株主優待は、誰にとって、どう都合がいいのかを順次考えていきます。

・上場企業にとって
優待を実施する企業は、そのコストを支払っています。実際、どれだけのコストがかかっているかは個々の企業、優待の内容により異なります。実際にどの程度の負担なのかというのは、そうした情報が開示された例を知らないので不明ですが、優待を実施しなければ負担する必要がないコストです。

そのコスト負担をしても実施する主なメリットは、上場企業にとっては「宣伝効果」と「株価下支え効果」の2つでしょう。株主優待はほぼ日本独自の制度とはいえ、国内においては既に定着、一般化し、場合によっては人気化することもあります。

優待確定前に有力な優待を実施する企業の株価が上昇し、権利落ち後は配当分以上に株価が下落するというのはよく見られることですし、株主優待の新設を発表した企業の株価が短期的に上昇したり、逆に廃止のアナウンスがあると株価は下落することも一般的です。

本来、単に株主還元ということなら現金配当か、効率を考えるなら自社株買いということでいいわけですが、それに付け加えて、優待を実施すると、それは新聞、雑誌、ネット等で紹介もされ、確実に一定の宣伝効果があり、かつ、優待実施により買いを入れる投資家も、それなりには確実に存在するため、株式の需給的には買い需要が生じ、そのことによって株価を下支えしたり、上昇させる原因の一つになりえます。

このようなことから、上場企業はコスト負担をしても優待を実施し、公平の原則に反しているとしても、なかなか優待を廃止することにはならないということでしょう。

・証券会社にとって

これは明白で、証券会社の利益の源泉の主たる要素は売買手数料ですから、投資家に売買をしてもらうための材料として株主優待を積極的に取り上げることができるという点で都合がいいわけです。

優待の情報ばかりを集めた分厚い「優待辞典」的な冊子も作成していますし、ネットでも、あるいは対面形式のセミナーでも、優待は頻回に取り上げられます。ちなみに、大和や野村の出すA4の優待関係を集めた冊子はほぼ確実にオークションで入札があります。但し、最新のものね。

優待クロスも、信用取引も使って売買をしてもらえばその手数料や金利分は証券会社の利益になるわけですから、制度の隙間をついたような方法であっても、事細かにその方法等を解説してくれています。

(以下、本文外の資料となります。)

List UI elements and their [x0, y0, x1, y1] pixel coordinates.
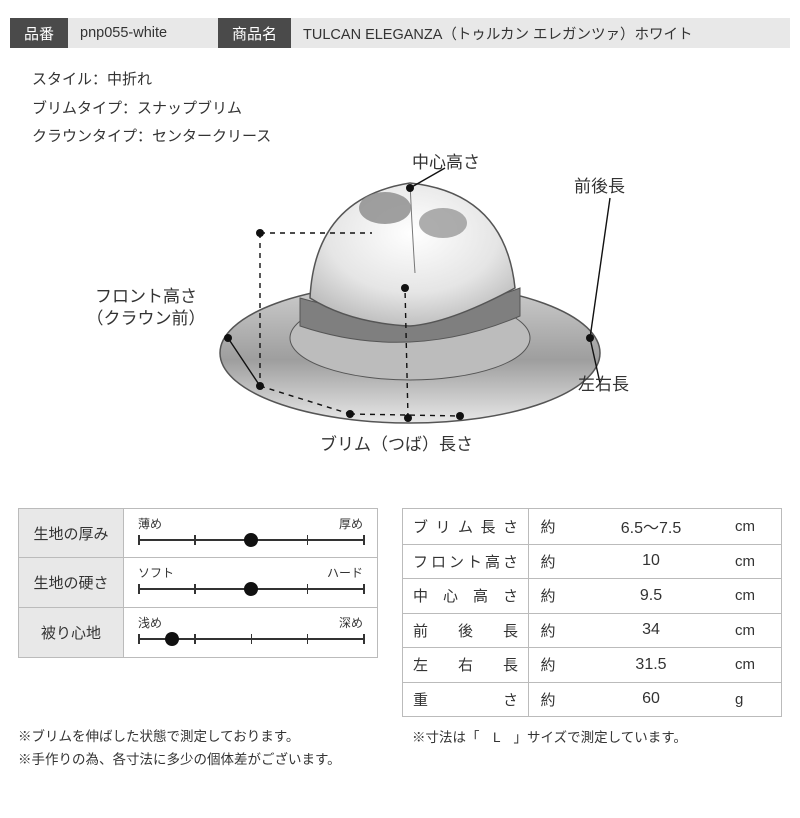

優待は、単なる現金ではなく、具体的な目に見える品物やサービスですから、初心者も含めた多くの個人投資家にアピールしやすいですしね。

投資家が売買しようがしまいが、証券会社の固定的なコストはそんなに変わらないでしょう。売買が頻回になれば、その分は単純に証券会社の利益になってきます。

基本的に「買え、買え」とすすめてくるのが証券会社で、手数料ということだけに限定するならば、とにかく売買頻度が増加すればそれでいいわけです。

ですから、投資家にアピールしやすい優待制度の存在は証券会社にとっての「宣伝材料」という意味で都合がいいことになります。ですから、上場企業に対しても、優待制度新設のはたらきかけなども頻回に行われているものと推察されます。